Disinterment – a poem by Roger Suffling

Disinterment

Antonio stoops in the tilled plot
Feeding white beans forward
From leathery palm to shrapnel-scarred fingers
Thence, with his ancient, cracked thumb
He buries them in rich black earth.

In over-sized boots and old brown dress, 
She watches, enthralled
“Abuelo, why do they go in threes?”
“Hush child”
“But why always in threes?”
“Hush child!”
“But why?
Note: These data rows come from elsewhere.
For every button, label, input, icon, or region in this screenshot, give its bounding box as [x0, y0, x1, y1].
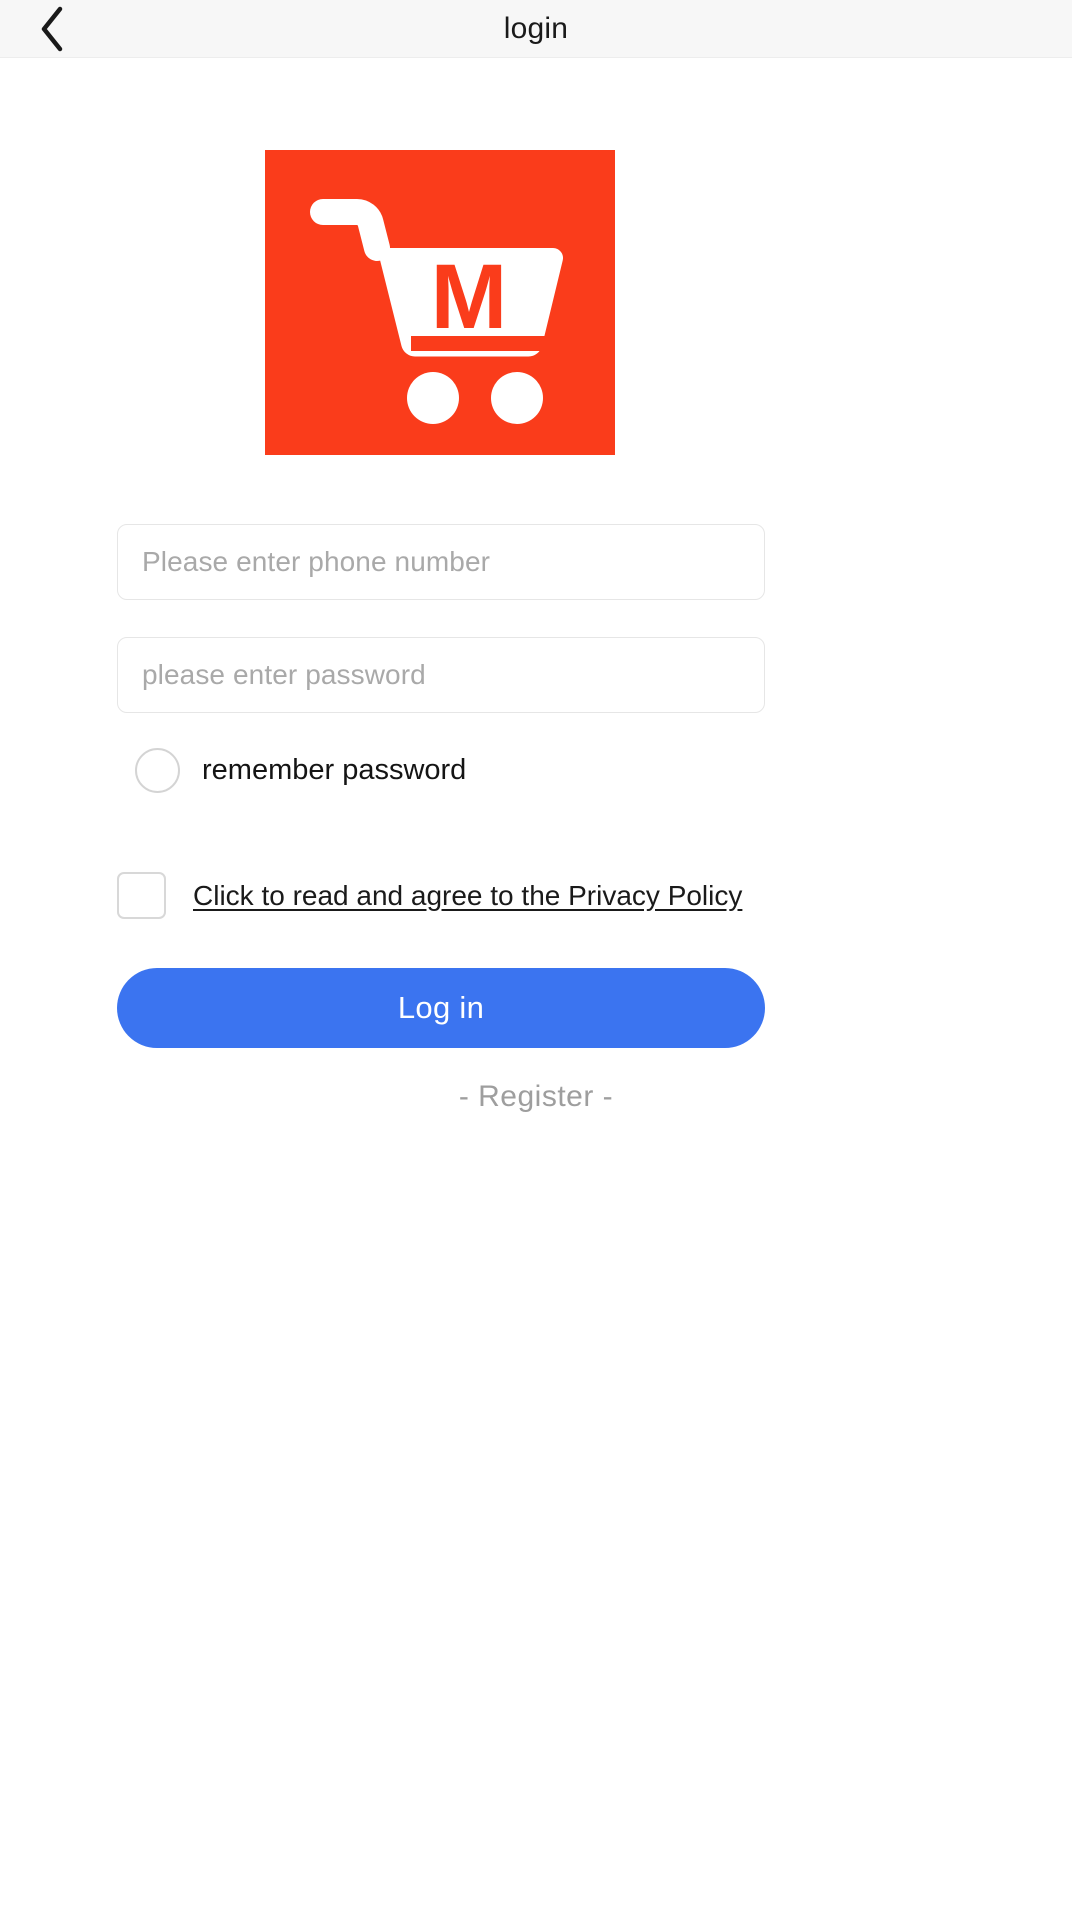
cart-glyph: M	[310, 199, 564, 424]
app-header: login	[0, 0, 1072, 58]
remember-password-label: remember password	[202, 754, 467, 786]
phone-input-placeholder: Please enter phone number	[142, 546, 491, 577]
app-logo: M	[265, 150, 615, 455]
svg-text:M: M	[431, 246, 508, 348]
login-screen: login M Please enter phone number please	[0, 0, 1072, 1912]
register-link[interactable]: - Register -	[0, 1080, 1072, 1114]
password-input[interactable]: please enter password	[117, 637, 765, 713]
privacy-policy-link[interactable]: Click to read and agree to the Privacy P…	[193, 880, 742, 912]
password-input-placeholder: please enter password	[142, 659, 426, 690]
remember-password-row[interactable]: remember password	[135, 748, 466, 793]
login-button[interactable]: Log in	[117, 968, 765, 1048]
page-title: login	[503, 12, 569, 45]
shopping-cart-logo: M	[265, 150, 615, 455]
checkbox-square-icon[interactable]	[117, 872, 166, 919]
radio-circle-icon[interactable]	[135, 748, 180, 793]
phone-input[interactable]: Please enter phone number	[117, 524, 765, 600]
privacy-policy-row: Click to read and agree to the Privacy P…	[117, 872, 742, 919]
Why in threes?”
“Will you ever hush child?,” he growls
Now he wipes thin hair with a muddy sleeve,
And stands slowly, hands on aching knees
Staring down at mounded earth, hung
Between tenderness and angry exasperation
“But why in threes, Abuelo?”
“Niña, will you hush now!” 

He resumes the planting ritual
“One for the Father
One for the Son
One for the Holy Ghost”
Old icons long interred,
Resurrected, unbidden.
 

Roger Suffling is a retired ecologist living in Ontario, Canada. His non-science articles and poetry have been published in Canadian, American and UK journals including Shot Glass Journal, Morphrog, Poetry Pause, and Environments Journal.  He was a runner-up in the 2020 Night Skies Poetry Competition. Roger is currently working on a historical novel set in early 19th century Northern Ontario.